The Delta 2000 series was an American expendable launch system which was used to conduct forty-four orbital launches between 1974 and 1981. It was a member of the Delta family of rockets. Several variants existed, which were differentiated by a four digit numerical code. The Delta 1000, 2000 and 3000 series used surplus NASA Apollo program rockets engines for its first and second stages.

The first stage was an Extended Long Tank Thor, re-engined with the Rocketdyne RS-27 replacing the earlier MB-3-III engine. The RS-27 engine was a rebranded H-1 engine used in the Saturn 1B with minor changes. Three or nine Castor-2 solid rocket boosters were attached to increase thrust at lift-off. The Delta-P second stage used the TRW TR-201 engine. The TR-201 engine was a Lunar Module Descent Engine reconfigured for fixed thrust output. Launches which required a three-stage configuration in order to reach higher orbits used the Thiokol Star-37D or Star-37E upper stage as an apogee kick motor.

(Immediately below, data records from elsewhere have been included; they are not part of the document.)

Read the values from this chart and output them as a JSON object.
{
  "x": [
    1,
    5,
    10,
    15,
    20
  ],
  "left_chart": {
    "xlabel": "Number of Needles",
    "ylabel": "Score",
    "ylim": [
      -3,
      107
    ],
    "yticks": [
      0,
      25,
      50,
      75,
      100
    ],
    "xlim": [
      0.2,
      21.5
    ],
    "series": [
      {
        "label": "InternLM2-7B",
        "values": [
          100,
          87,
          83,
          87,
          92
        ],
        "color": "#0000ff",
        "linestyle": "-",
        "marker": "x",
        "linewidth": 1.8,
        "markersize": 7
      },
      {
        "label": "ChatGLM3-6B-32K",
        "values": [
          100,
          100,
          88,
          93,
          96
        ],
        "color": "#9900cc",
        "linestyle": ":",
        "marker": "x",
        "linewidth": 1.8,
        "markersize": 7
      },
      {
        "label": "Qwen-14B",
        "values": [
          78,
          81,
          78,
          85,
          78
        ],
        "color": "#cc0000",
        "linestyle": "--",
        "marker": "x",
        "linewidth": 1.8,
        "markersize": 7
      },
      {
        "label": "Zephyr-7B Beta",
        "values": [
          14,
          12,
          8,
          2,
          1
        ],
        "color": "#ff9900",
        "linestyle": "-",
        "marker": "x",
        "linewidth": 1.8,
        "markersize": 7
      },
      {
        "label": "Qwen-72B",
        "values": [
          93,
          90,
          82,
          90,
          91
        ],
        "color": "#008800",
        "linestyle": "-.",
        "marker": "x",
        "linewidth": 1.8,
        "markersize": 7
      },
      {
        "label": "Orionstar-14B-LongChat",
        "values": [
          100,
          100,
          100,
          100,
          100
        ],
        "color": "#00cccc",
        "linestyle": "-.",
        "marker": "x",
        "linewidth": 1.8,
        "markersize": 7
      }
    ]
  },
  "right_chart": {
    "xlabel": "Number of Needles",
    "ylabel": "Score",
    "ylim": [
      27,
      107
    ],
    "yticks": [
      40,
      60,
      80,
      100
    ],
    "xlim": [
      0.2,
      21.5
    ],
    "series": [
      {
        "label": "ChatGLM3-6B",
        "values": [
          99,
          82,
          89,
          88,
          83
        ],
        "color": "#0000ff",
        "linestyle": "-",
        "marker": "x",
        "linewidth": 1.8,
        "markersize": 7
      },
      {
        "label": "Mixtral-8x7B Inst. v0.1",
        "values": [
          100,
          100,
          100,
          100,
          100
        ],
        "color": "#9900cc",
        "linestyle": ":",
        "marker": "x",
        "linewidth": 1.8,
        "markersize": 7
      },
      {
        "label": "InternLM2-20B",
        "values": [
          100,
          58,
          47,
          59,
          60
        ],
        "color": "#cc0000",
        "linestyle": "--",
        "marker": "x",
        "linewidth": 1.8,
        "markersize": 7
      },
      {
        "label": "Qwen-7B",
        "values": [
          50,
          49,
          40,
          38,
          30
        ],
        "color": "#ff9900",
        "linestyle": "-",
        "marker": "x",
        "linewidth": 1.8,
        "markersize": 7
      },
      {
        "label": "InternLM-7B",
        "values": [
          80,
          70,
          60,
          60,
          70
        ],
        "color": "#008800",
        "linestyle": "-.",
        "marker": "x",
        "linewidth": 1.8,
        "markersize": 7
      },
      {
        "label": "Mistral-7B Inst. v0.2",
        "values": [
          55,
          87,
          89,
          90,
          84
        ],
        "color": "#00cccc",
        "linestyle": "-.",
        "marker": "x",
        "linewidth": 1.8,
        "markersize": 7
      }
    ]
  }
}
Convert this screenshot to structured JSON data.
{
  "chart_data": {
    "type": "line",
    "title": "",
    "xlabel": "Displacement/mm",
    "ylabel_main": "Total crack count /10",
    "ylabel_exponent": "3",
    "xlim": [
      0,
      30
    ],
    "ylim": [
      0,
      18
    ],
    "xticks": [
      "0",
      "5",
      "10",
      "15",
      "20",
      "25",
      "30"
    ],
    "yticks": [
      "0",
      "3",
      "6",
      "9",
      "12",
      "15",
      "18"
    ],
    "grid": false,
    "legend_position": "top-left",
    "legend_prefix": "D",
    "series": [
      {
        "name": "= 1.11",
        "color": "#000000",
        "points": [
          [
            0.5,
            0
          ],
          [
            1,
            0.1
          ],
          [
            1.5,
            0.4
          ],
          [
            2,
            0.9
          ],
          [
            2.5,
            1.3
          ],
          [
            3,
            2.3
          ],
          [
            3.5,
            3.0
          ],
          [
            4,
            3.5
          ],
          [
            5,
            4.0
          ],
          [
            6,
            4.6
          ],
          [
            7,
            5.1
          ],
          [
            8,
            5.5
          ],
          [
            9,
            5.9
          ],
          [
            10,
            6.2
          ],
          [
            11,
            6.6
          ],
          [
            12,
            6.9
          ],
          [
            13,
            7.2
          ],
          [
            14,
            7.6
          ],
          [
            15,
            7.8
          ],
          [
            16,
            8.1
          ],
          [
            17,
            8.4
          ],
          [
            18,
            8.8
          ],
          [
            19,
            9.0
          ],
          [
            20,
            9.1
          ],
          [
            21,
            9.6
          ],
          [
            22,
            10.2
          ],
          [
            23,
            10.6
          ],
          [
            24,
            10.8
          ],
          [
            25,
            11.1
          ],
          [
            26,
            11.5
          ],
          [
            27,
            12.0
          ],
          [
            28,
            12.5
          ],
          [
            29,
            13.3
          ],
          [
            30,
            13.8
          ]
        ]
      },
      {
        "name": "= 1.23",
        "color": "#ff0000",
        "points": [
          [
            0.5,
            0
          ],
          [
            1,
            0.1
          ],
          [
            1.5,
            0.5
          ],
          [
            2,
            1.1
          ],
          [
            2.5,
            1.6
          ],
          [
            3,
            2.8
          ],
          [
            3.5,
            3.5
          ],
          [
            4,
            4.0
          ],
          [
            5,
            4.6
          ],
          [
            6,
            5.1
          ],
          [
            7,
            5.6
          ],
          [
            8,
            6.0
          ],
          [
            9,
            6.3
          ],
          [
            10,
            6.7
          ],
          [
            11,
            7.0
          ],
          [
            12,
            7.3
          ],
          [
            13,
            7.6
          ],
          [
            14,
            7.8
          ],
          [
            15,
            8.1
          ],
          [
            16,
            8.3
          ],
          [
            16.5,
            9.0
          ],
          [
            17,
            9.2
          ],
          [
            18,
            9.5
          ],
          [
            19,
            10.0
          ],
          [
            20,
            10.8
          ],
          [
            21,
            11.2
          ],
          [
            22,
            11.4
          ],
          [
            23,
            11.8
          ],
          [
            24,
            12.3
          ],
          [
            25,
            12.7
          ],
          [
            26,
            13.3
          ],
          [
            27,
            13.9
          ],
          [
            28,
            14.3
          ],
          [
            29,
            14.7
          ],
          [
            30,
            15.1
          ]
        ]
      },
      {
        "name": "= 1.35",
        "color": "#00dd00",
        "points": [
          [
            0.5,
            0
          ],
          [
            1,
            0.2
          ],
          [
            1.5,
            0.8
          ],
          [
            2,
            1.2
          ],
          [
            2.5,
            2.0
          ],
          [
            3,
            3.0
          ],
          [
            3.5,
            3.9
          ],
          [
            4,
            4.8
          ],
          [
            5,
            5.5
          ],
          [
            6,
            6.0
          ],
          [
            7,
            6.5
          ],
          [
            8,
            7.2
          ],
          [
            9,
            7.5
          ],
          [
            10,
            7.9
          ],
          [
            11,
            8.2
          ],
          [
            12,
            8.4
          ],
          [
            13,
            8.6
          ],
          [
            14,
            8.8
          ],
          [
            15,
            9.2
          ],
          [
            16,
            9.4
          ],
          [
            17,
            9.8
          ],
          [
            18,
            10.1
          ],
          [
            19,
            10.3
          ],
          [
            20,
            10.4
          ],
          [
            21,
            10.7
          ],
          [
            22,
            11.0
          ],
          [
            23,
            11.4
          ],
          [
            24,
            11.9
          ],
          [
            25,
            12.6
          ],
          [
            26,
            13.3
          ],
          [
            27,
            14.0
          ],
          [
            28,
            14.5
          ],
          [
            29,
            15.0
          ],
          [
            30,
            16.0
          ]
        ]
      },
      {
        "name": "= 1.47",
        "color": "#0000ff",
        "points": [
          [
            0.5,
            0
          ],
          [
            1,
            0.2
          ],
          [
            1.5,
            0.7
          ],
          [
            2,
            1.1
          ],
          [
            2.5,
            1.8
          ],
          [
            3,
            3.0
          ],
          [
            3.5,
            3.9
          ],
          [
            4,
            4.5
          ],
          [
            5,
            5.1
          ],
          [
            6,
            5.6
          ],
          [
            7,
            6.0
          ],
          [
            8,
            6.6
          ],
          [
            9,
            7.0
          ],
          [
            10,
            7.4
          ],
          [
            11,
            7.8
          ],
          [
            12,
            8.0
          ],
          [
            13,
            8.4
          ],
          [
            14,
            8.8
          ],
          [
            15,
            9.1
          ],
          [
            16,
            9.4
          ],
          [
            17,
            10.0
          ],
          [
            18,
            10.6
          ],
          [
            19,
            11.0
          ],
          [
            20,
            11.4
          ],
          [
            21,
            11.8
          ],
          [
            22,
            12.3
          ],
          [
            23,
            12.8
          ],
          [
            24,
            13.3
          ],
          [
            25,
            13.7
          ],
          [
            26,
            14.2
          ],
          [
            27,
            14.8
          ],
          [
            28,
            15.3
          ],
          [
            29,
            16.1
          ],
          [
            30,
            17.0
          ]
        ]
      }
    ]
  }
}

Delta 2000 launches occurred from Space Launch Complex 2W at Vandenberg AFB and both pads of Launch Complex 17 at Cape Canaveral. Forty-three out of forty-four launches were successful. The single failure being the maiden flight, 19 January 1974, which placed Skynet 2A into a useless orbit. A short circuit in an electronics package circuit board (on second stage) left the upper stages and satellite in an unstable low orbit (96 x 3,406 km x 37.6°) that rapidly decayed. An investigation revealed that a substandard coating had been used on the circuit board.

The cost of each launch was estimated on average at $28.52 million, depending on the combination of carrier rocket.